Catalonia’s regional interior minister, Miquel Sàmper said declaring a curfew across Spain on Oct. 25 was unavoidable after some groups ignored calls to keep personal contacts and opportunities for exposure to a minimum.
“The prohibiting of night-time movement has one goal,” Sàmper said. “For weeks, we have said that no one should go out at night, or meet with several people, or consume alcohol at these parties called ‘botellón.’ But it is obvious from images we have all seen that we have not been successful."
Over 7 million confirmed COVID-19 cases and over 250,000 virus-related deaths have been reported across Europe since the start of the pandemic. In recent days, European nations from Britain to Italy have reinstituted restrictions ranging from reduced business hours and curfews to partial or near-total lockdowns to control the surge of infections sweeping the continent.

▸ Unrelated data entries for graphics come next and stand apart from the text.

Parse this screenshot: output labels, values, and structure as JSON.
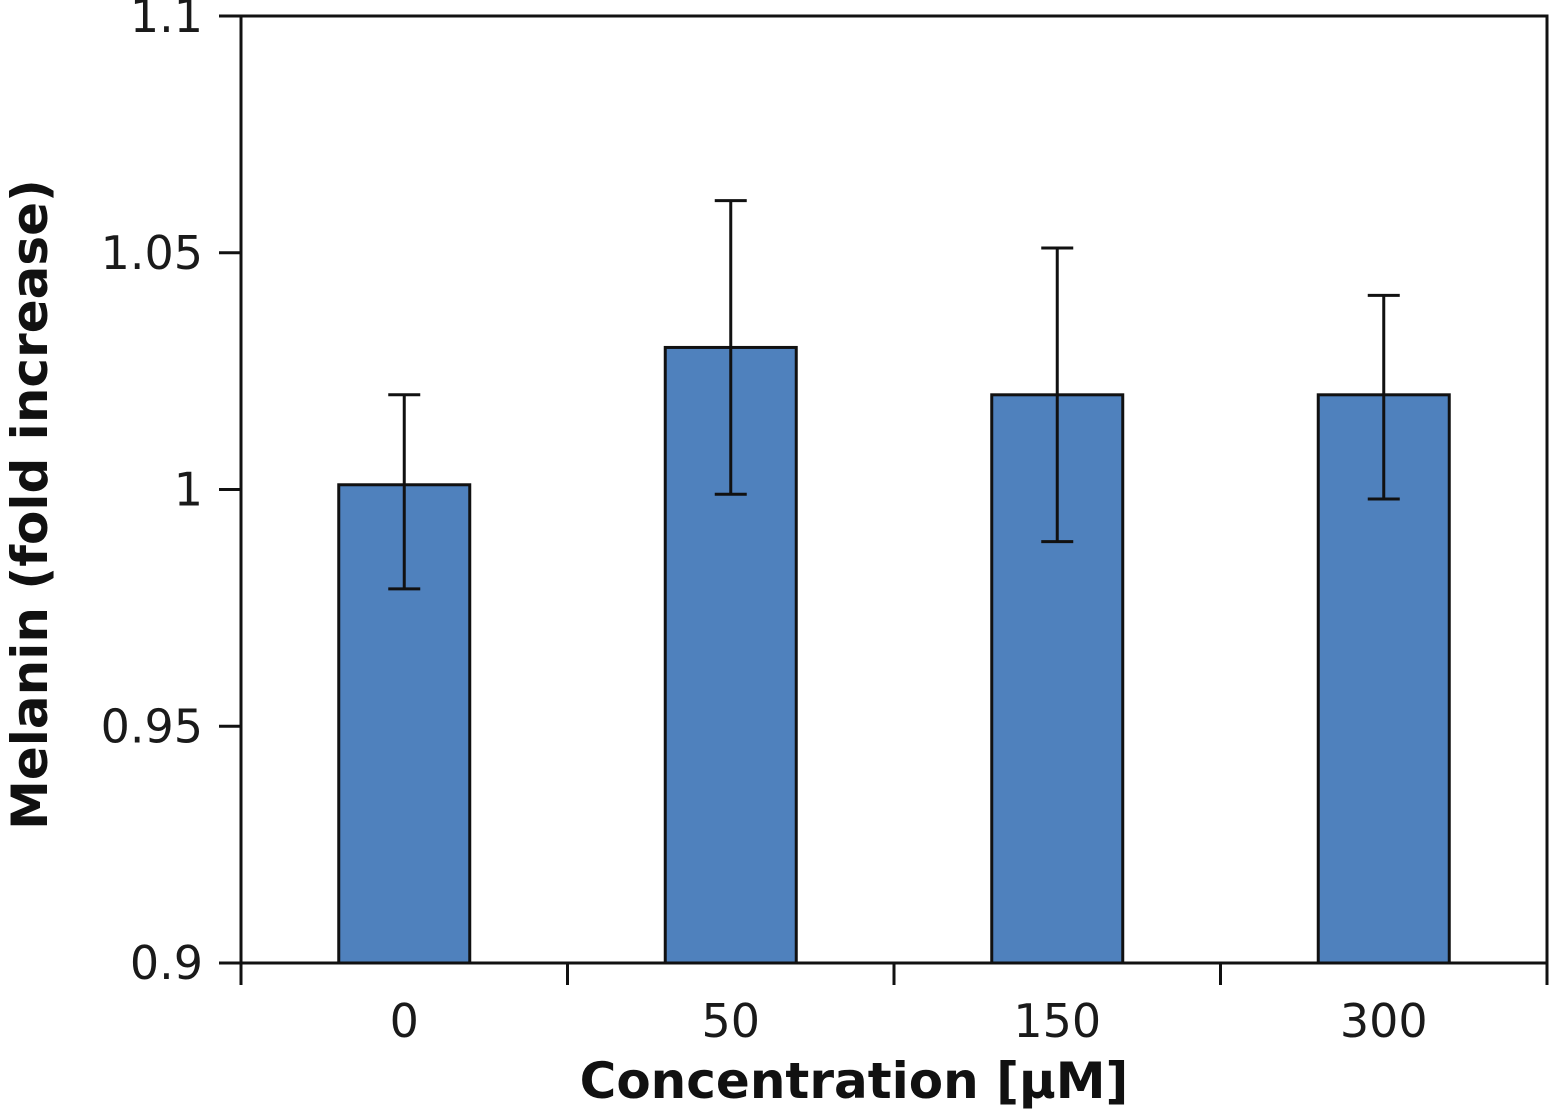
{
  "chart_data": {
    "type": "bar",
    "xlabel": "Concentration [μM]",
    "ylabel": "Melanin (fold increase)",
    "categories": [
      "0",
      "50",
      "150",
      "300"
    ],
    "values": [
      1.001,
      1.03,
      1.02,
      1.02
    ],
    "error_low": [
      0.979,
      0.999,
      0.989,
      0.998
    ],
    "error_high": [
      1.02,
      1.061,
      1.051,
      1.041
    ],
    "ylim": [
      0.9,
      1.1
    ],
    "yticks": [
      "0.9",
      "0.95",
      "1",
      "1.05",
      "1.1"
    ],
    "bar_color": "#4f81bd",
    "grid": false,
    "legend": "none"
  }
}
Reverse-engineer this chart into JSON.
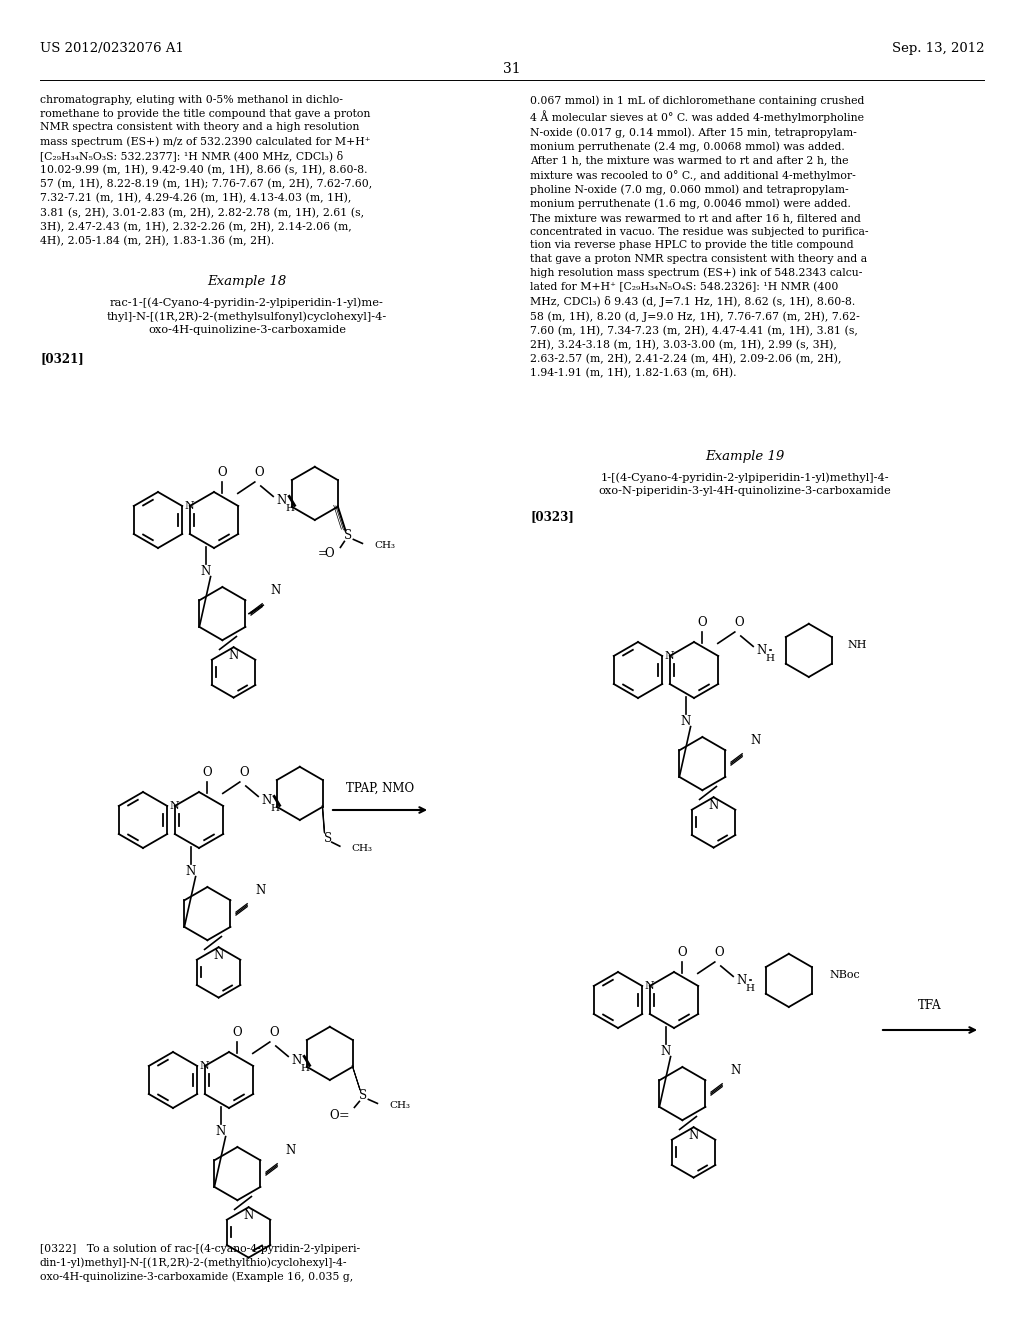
{
  "page_number": "31",
  "header_left": "US 2012/0232076 A1",
  "header_right": "Sep. 13, 2012",
  "background_color": "#ffffff",
  "text_color": "#000000",
  "figsize": [
    10.24,
    13.2
  ],
  "dpi": 100
}
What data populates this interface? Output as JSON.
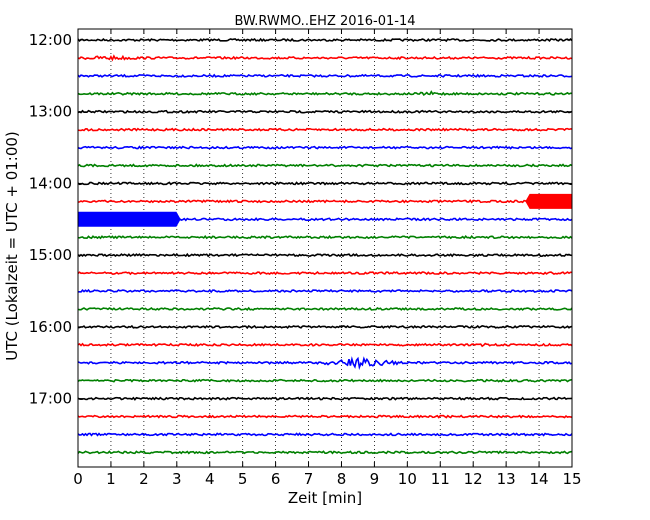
{
  "chart_data": {
    "type": "line",
    "title": "BW.RWMO..EHZ 2016-01-14",
    "xlabel": "Zeit  [min]",
    "ylabel": "UTC (Lokalzeit = UTC + 01:00)",
    "xlim": [
      0,
      15
    ],
    "x_ticks": [
      "0",
      "1",
      "2",
      "3",
      "4",
      "5",
      "6",
      "7",
      "8",
      "9",
      "10",
      "11",
      "12",
      "13",
      "14",
      "15"
    ],
    "y_tick_labels": [
      "12:00",
      "13:00",
      "14:00",
      "15:00",
      "16:00",
      "17:00"
    ],
    "trace_start": "12:00",
    "trace_end": "17:45",
    "trace_interval_min": 15,
    "trace_colors": [
      "#000000",
      "#ff0000",
      "#0000ff",
      "#008000"
    ],
    "grid": "vertical dotted lines at each minute",
    "events": [
      {
        "trace": "12:15",
        "x_start": 0.0,
        "x_end": 2.0,
        "amplitude": "small"
      },
      {
        "trace": "12:45",
        "x_start": 10.3,
        "x_end": 11.2,
        "amplitude": "small"
      },
      {
        "trace": "14:15",
        "x_start": 13.6,
        "x_end": 15.0,
        "amplitude": "saturated"
      },
      {
        "trace": "14:30",
        "x_start": 0.0,
        "x_end": 3.1,
        "amplitude": "saturated"
      },
      {
        "trace": "16:15",
        "x_start": 12.2,
        "x_end": 12.5,
        "amplitude": "small"
      },
      {
        "trace": "16:30",
        "x_start": 7.2,
        "x_end": 9.9,
        "amplitude": "medium"
      }
    ]
  }
}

The conflict between reining in personal desires for the greater public good or giving in to individual pleasure is at the heart of Europe's renewed struggle against the virus. Spain isn't the only place where hedonistic tendencies at night are being blamed. A big spike in cases in the northern Greek region of Serres was attributed to a party held to welcome first-year university students.
Residents in Marseille, France, alerted police to music from a nightclub that should have been empty due to virus restrictions but instead kept the party going. On Saturday, police in London discovered a rave attended by 1,000 people. British police warned that properties rented on Airbnb and other short-term services were being used as pop-up party venues.
In August, police in Scotland broke up a party attended by more than 300 people at a mansion near Edinburgh. The owners said on Facebook that the young man who booked the house had seemed “very pleasant” and they were shocked to be told by a neighbor that “there was a huge rave and police were in attendance.”
Dozens of students have been fined for organizing illegal gatherings, including four undergraduates in the central England city of Nottingham who received the maximum 10,000 pound ($13,000) penalty after police broke up a house party.
“The very last thing we want to be doing as police officers is to be issuing these fines, but we have a responsibility to enforce the law and to keep people safe,” Nottinghamshire Police Assistant Chief Constable Kate Meynell said.
In Spain, most of the enforcement effort has involving nudging stragglers indoors after curfew. But there have been some extravagant exceptions. Police raided a brothel in the autonomous community of La Rioja four times in eight days last month for violating health codes designed to control infections. The owner could be fined nearly 100,000 euros ($116,000).
In Madrid, police stopped the filming of a 50-person orgy. They said a pornographer arranged the event by making an open casting call with a pamphlet titled “Public Health Crime.” The weekend before Spain’s curfew took effect, police in Madrid also busted over 300 parties that violated a prohibition on get-togethers of more than six people. Even with the curfew in place, police broke up over 100 such gatherings in apartments and 22 “botellones” on Friday night alone.
Madrid officials say 30% of the country's new confirmed infections are in people ages 15-29 and that 80% of all known infections happen in groups of family members or friends. Madrid’s regional vice president, Ignacio Aguado, pleaded with young people to consider the consequences of their good times.
“The party you go to today can become the funeral of your father or grandfather in seven days or less," he said.
Jill Lawless contributed from London.